HIGHNo exploitation known

A vulnerability has been found in dnsmasq up to 2.73rc6. Affected is the function parse_hex of the file src/util.c of the component Config File Handler. The manipulation of the argument i leads to heap-based buffer overflow. Local access is required to approach this attack. The exploit has been disclosed to the public and may be used. The vendor was contacted early about this disclosure but did not respond in any way.

CVSS v3.1 (7.8)
Vendor
n/a
Product
dnsmasq
Versions
2.73rc1 | 2.73rc2 | 2.73rc3 | 2.73rc4 | 2.73rc5 | 2.73rc6
CWE
CWE-122, Heap-based Buffer Overflow
Vector
CVSS:3.1/AV:L/AC:L/PR:L/UI:N/S:U/C:H/I:H/A:H/E:P/RL:X/RC:R
Published
2025-10-27T00:58:12.511Z
Updated
2025-10-27T00:58:12.511Z

AI Summary Analysis

Risk verdict

High risk: publicly disclosed exploit exists for dnsmasq, with local-access prerequisites and high impact on confidentiality, integrity, and availability.

Why this matters

Dnsmasq is widely deployed in routers, gateways, and embedded devices, often exposed to trusted networks. An attacker with local access can trigger a heap-based overflow in the Config File Handler, potentially gaining code execution or causing service disruption without user interaction. The combination of a public exploit and high impact elevates urgency for affected environments.

Most likely attack path

An attacker who already has local access crafts input data fed to the Config File Handler (parse_hex) to overflow the heap. The exploit does not require user interaction and works against privileged processes, enabling potential code execution on the host. Lateral movement is plausible only if the compromised host offers network-facing services, but the vulnerability itself is local-to-host (Scope not expanding beyond the device).

Who is most exposed

Devices relying on dnsmasq—particularly routers, IoT gateways, and other network appliances in consumer and SMB environments—are most at risk, especially where dnsmasq processes untrusted config data or DHCP-provided inputs.

Detection ideas

  • Logs or crash dumps from dnsmasq indicating heap corruption or segmentation faults.
  • Unusual memory usage or repeated crashes tied to config parsing events.
  • Known exploit signatures or IOC patterns from public advisories.
  • Anomalous config-file activity on devices running dnsmasq.

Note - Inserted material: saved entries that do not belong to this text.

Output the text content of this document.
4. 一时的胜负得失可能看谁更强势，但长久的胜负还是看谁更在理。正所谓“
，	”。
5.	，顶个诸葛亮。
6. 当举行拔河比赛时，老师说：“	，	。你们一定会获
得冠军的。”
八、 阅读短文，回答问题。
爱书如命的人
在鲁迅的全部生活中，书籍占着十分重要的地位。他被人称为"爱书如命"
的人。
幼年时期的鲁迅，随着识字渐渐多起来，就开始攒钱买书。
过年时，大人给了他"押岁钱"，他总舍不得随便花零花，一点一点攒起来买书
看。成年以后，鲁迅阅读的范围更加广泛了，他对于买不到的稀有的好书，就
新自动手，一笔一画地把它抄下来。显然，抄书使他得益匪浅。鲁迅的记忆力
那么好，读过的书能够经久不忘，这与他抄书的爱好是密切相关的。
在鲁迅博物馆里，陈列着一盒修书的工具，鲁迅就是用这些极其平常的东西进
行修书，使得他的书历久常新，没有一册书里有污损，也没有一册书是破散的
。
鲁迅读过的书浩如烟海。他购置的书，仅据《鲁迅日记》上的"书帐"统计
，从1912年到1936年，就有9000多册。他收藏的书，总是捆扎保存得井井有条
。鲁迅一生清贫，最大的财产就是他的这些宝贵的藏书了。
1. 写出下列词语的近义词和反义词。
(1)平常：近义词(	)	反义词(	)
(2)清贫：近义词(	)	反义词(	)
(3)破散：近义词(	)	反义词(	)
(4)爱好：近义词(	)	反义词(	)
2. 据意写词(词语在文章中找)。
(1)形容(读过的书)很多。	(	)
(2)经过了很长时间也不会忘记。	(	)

Mitigation and prioritisation

  • Apply patched dnsmasq releases or vendor-supplied updates that fix the heap overflow.
  • Restrict local access to devices running dnsmasq; disable or isolate dnsmasq on interfaces exposed to untrusted networks where feasible.
  • Implement strict input controls for any data parsed by Config File Handler; consider validating or sanitising hex data prior to processing.
  • Enable and monitor crash reporting and auto-recovery logs; deploy vendor advisories promptly.
  • If no patch is available, consider temporary mitigations such as disabling the vulnerable feature or migrating to a different DNS service on affected devices.